Das ist Dein gutes Recht - allein wird es Dir vermutlich nicht helfen.

Viscount hat auch bei Physis V1.0 den Kunden bevormundet! - ein paar Beispiele?

- es gibt einige Parameter mit denen man den Klang der Stimmen verändern kann. Viscount hat nicht alle freigegeben. Warum nicht? - weil sie es nicht konnten? - Nein. Weil sie es nicht wollten.

- man kann keine familienfremden Stimmen auf eine Wippe legen (es sei denn, man hat den Editor....). Viscount hat diese Möglichkeit im Bordmenu nicht freigegeben. Warum nicht? - weil sie es nicht konnten? - Nein. Weil sie es nicht wollten.

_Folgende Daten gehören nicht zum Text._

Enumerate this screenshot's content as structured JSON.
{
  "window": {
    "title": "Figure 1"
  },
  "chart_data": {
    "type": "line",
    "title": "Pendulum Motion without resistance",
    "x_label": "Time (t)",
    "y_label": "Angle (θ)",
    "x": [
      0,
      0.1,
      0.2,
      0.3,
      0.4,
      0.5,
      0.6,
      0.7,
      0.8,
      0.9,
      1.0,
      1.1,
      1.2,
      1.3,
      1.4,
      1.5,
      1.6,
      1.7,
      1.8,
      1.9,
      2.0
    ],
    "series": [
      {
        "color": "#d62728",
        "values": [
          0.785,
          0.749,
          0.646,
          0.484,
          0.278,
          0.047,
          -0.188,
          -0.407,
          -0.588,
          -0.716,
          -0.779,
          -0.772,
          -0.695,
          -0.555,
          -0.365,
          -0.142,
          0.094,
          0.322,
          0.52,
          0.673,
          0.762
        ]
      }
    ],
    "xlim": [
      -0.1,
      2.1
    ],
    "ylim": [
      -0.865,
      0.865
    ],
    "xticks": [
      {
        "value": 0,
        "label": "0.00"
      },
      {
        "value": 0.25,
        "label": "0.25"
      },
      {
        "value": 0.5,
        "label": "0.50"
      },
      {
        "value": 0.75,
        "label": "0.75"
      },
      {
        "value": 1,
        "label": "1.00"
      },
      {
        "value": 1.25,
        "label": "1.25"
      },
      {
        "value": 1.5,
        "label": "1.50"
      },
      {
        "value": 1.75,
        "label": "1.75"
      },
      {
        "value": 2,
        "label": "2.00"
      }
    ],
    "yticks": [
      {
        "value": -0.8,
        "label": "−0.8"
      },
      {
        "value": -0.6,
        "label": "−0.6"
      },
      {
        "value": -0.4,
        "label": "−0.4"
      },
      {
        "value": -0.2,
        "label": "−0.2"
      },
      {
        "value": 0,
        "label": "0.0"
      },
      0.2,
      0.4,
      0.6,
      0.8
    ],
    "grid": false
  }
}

- die freigegebenen Parameter lassen sich zwischen -8 und +8 verändern. Viscount hat keine größere Bandbreite freigegeben. Warum nicht? - weil sie es nicht konnten? - Nein. Weil sie es nicht wollten.

- ich kann in meiner Orgel den Pitch zwischen 427,47hz und 452,89hz verändern (geht an den Concertos mehr?). Viscount hat nicht zugelassen, diese Grenzen zu überschreiten. Warum nicht? - weil sie es nicht konnten? - Nein. Weil sie es nicht wollten. (Anm.: Clemens hat mir an seiner Rodgers gezeigt, dass es andere Hersteller großzügiger meinen mit dem Kundeneingriff...)

Daher fürchte ich, dass auch bei Physis V2.0 dem Kunden ganz klare Grenzen aufgezeigt werden. Ich vermute dahinter den "Teekessel"-Aspekt - aber dieser Cookie in meiner Spekulatiustüte schmeckt offenbar kaum jemand - dennoch wiederhole ich ebenso erneut: In meiner Spekulatiustüte ist er drin und bleibt drin.

Ich erhoffe mir von Physis V2.0:
- eine substantielle Verbesserung der Klangerzeugung. Gerne auch in Richtung "Hall" oder "Raumsimulation". Die Weiterentwicklung der Computertechnik in den letzten 10 Jahren wird man sicherlich nutzen.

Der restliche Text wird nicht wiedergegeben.